Perangkat Desa bertugas membantu Kepala Desa dalam melaksanakan tugas dan wewenangnya. Perangkat Desa diangkat oleh Kepala Desa setelah dikonsultasikan dengan Camat atas nama Bupati/Walikota. Dalam melaksanakan tugas dan wewenangnya perangkat Desa bertanggung jawab kepada Kepala Desa. Masa jabatan perangkat Desa sampai usia genap 60 (enam puluh) tahun dan tidak tertutup kemungkinan diberhentikan lebih cepat karena meninggal dunia, permintaan sendiri dan diberhentikan.

Badan Permusyawaratan Desa

sunting

Badan Permusyawaratan Desa atau yang disebut dengan nama lain adalah lembaga yang melaksanakan fungsi pemerintahan yang anggotanya merupakan wakil dari penduduk Desa berdasarkan keterwakilan wilayah dan ditetapkan secara demokratis.

Anggota BPD merupakan wakil dari penduduk Desa berdasarkan keterwakilan wilayah dan keterwakilan perempuan yang pengisiannya dilakukan secara demokratis melalui proses pemilihan secara langsung atau musyawarah perwakilan. Masa jabatan anggota BPD adalah 6 tahun dan dapat dipilih untuk masa keanggotaan paling banyak 3 (tiga) kali secara berturut-turut atau tidak secara berturut-turut. . Pimpinan dan Anggota BPD dilarang merangkap jabatan sebagai Kepala Desa dan Perangkat Desa.

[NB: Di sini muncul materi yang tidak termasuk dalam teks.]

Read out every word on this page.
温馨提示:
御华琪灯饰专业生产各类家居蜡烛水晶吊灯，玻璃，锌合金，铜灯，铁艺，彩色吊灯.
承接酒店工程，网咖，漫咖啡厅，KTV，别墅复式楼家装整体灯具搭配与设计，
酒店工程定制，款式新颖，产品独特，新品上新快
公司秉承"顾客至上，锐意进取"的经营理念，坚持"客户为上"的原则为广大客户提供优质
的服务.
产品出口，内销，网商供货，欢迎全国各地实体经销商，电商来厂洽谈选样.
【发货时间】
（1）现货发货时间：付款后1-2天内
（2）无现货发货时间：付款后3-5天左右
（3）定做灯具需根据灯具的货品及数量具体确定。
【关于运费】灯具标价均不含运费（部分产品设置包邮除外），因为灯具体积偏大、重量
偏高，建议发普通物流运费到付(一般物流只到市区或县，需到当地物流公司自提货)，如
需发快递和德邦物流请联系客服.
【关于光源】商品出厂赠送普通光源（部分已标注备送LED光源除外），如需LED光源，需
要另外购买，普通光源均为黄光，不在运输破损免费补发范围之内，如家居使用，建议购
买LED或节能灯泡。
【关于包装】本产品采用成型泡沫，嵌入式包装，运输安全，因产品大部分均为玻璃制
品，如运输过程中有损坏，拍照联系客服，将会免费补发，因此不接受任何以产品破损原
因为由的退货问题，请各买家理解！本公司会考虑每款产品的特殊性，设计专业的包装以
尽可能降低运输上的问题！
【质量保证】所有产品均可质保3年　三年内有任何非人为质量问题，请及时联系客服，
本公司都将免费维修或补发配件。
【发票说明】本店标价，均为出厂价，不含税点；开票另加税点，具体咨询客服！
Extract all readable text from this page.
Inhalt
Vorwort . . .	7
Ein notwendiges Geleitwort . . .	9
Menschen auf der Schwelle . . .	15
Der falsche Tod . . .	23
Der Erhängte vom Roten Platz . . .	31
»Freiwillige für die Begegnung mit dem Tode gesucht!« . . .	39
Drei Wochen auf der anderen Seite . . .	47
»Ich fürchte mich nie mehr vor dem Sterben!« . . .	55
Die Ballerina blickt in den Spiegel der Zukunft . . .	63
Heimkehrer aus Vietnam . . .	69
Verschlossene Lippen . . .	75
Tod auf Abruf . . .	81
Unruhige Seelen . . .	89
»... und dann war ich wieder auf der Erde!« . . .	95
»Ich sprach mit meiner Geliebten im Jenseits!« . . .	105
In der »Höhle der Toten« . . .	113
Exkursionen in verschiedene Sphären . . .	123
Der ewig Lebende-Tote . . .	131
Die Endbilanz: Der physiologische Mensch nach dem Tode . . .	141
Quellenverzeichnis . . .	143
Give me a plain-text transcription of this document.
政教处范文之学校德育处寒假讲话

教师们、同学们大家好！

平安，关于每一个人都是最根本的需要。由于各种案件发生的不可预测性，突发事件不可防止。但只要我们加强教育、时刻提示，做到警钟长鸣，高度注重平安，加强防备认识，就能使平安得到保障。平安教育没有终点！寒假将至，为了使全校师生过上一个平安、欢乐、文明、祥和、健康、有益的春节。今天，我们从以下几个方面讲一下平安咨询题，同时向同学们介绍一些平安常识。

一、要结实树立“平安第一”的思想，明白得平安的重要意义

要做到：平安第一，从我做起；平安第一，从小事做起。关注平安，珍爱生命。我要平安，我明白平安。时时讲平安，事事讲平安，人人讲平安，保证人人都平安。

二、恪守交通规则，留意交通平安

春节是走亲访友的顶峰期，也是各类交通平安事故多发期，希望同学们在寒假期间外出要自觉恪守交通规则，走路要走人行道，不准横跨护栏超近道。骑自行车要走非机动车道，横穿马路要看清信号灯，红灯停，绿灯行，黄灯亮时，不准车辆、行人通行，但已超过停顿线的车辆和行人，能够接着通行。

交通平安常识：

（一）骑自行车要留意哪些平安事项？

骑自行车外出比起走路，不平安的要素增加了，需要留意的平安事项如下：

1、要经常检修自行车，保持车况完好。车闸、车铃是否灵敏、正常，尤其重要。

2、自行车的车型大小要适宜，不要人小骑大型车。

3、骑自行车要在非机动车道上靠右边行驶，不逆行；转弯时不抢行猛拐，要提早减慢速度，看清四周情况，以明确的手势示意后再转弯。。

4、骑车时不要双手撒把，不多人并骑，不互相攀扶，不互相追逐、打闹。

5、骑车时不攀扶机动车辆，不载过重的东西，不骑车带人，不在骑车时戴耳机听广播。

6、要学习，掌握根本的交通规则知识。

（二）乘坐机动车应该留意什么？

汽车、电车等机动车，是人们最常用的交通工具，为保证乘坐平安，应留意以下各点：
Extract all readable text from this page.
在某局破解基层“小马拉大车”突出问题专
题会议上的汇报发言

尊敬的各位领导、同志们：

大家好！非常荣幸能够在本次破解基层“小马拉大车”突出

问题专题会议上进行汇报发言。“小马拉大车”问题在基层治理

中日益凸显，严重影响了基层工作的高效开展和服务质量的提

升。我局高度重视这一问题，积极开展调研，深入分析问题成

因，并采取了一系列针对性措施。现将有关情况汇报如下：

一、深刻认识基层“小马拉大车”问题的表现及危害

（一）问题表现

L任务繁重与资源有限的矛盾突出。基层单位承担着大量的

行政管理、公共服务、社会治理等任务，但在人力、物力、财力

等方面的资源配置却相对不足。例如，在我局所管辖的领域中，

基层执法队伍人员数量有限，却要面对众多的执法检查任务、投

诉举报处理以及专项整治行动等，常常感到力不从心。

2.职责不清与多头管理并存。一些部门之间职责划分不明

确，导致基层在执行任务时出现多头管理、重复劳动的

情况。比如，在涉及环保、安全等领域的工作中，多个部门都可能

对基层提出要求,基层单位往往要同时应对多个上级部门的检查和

Peresmian anggota BPD ditetapkan dengan Keputusan Bupati/Wali kota, di mana sebelum memangku jabatannya mengucapkan sumpah/janji secara bersama-sama dihadapan masyarakat dan dipandu oleh Bupati/ Wali kota.

Musyawarah Desa

sunting

Musyawarah Desa merupakan forum permusyawaratan yang diikuti oleh Badan Permusyawaratan Desa, Pemerintah Desa, dan unsur masyarakat Desa untuk memusyawarahkan hal yang bersifat strategis dalam penyelenggaraan Pemerintahan Desa. Musyawarah Desa diselenggarakan oleh Badan Permusyawaratan Desa yang difasilitasi oleh Pemerintah Desa melalui Anggaran Pendapatan dan Belanja Desa (APB Des).

Peraturan Desa

sunting

Jenis peraturan di Desa terdiri atas:

  • Peraturan Desa,
  • peraturan bersama Kepala Desa, dan
  • peraturan Kepala Desa.

⇒ Peraturan Desa ditetapkan oleh Kepala Desa setelah dibahas dan disepakati bersama Badan Permusyawaratan Desa.
⇒ Peraturan bersama Kepala Desa merupakan peraturan yang ditetapkan oleh Kepala Desa dari 2 (dua) Desa atau lebih yang melakukan kerja sama antar-Desa yang bersifat mengatur.
⇒ Peraturan kepala Desa ditetapkan Kepala Desa dan bersifat mengatur.

Keuangan Desa

sunting

Keuangan Desa adalah semua hak dan kewajiban Desa yang dapat dinilai dengan uang serta segala sesuatu berupa uang dan barang yang berhubungan dengan pelaksanaan hak dan kewajiban Desa.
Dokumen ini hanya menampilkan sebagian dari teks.